I also agree that salaries posted from specific companies and job titles are pretty accurate. (I doubt many users are motivated to post false numbers there?) The problem is -- there aren't a huge number of users willing to leave that information at all. So for small or mid-sized companies, you might only see one or two salaries posted. Not that helpful if those were people doing entry level work and you're looking for a management or senior position there, etc.

Comment And this is "failure" ? (Score 1) 353

Selling 4.3 million subscriptions for Office 365 last year doesn't sound like the kind of failure I would mind having!

If the issue is inability to keep subscription levels up as high as they peaked at, when O365 was introduced? I'd suggest several reasons that should be expected.

1. There was definitely some pent up demand for this product on the Mac side, considering Mac OS X users were stuck on Office 2011 as the latest version, until this finally came out.
2. A pretty sizeable number of the total O365 subscription base comes from people who qualified for educational discounts, offered by the high-school, college or university they attended. As far as I can determine? Once you buy one of these heavily discounted licenses for Office 365 this way, it effectively stays active indefinitely. (What seems to determine if the license lives on or expires is if the institution you purchased it through keeps renewing their annual agreement with Microsoft to keep offering it at a discount to people. Unless you attended a school that failed and went out of business, I'd assume the vast majority keep these arrangements active with Microsoft.) I *bet* every time a retail or corporate customer renews Office 365 (annually), Microsoft counts that as another "sale"? If so, the educational customers only wind up counting for that 1 initial sale, since they're not renewing it each year like everyone else.
3. I don't really think the latest Office release offered via O365 is that impressive compared to the one that came before it, for Windows users? My workplace purchased stand alone Office 2013 Pro licenses for a number of PCs, and it's so much like the latest release, you almost have to click "Help" and "About" to make sure which one it is. Many of the improvements are relatively minor and need to be pointed out to someone for them to even realize it's there. It feels to me like MS tries to get you onto the O365 subscription train by bundling cloud services with it, like use of their cloud based Exchange server for Outlook and cloud storage via "OneDrive". Some of that is actually compelling for *some* customers (mostly corporate), but it's worth little or nothing to a whole lot of others.
4. I'll state the reason last that I'm sure lots of Slashdot users were already saying first: Alternatives to Office are eating into its profits. Google Docs, for example, is increasingly used in school classrooms and runs on cheap Chromebooks. Still others are making do with OpenOffice or a variant of it, often on an open source Linux box.

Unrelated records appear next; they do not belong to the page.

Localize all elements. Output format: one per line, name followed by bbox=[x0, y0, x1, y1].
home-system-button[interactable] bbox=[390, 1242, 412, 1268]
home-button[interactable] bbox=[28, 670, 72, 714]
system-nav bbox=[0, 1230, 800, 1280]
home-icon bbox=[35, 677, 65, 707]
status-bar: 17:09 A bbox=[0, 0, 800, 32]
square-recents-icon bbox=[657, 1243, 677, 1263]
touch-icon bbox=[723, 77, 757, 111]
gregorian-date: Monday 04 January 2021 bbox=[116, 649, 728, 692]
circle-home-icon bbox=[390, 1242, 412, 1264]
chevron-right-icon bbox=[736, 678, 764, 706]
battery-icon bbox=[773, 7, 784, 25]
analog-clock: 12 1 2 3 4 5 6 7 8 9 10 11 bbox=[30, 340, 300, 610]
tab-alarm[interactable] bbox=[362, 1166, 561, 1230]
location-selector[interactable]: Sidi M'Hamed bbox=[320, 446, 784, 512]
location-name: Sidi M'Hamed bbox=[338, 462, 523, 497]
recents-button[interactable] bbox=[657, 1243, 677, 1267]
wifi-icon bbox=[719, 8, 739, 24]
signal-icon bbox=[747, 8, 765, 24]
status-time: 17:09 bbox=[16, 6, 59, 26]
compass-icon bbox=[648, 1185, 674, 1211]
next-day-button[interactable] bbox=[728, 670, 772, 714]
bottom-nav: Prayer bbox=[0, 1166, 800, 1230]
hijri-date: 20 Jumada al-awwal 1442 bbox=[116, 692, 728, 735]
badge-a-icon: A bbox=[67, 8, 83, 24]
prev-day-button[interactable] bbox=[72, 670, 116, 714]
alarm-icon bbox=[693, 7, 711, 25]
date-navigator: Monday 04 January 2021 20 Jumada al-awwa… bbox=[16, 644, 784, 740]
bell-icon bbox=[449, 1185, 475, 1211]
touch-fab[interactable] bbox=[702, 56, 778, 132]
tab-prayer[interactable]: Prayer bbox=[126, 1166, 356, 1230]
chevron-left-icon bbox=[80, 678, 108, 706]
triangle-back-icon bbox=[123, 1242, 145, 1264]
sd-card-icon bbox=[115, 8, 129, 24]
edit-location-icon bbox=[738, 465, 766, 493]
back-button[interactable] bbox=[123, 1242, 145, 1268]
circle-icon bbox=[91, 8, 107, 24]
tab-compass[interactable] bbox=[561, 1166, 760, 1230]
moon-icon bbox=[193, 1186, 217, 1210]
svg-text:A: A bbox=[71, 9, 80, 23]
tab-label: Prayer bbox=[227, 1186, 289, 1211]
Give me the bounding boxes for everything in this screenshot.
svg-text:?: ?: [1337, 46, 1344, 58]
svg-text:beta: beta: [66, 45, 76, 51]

Comment New campus might help? (Score 1) 328

The *one* remaining hope I have for Apple is that huge new "spaceship" campus they're building. I mean, if you look at all the office space that gives them? That could represent an opportunity for Apple to finally employ enough engineers, developers and designers to really plow forward with some innovation.

I find it interesting that so far, I've heard that Apple intends to keep all of its existing office buildings after the new one goes online, too.

They don't do any manufacturing in any of these buildings ... so ALL of this would appear to be for the purposing of coding software, designing things, or providing user support.

I don't know for sure, but I think it's possible Apple has kind of put things on the back burner while it ramps all of this up and reorganizes staff internally?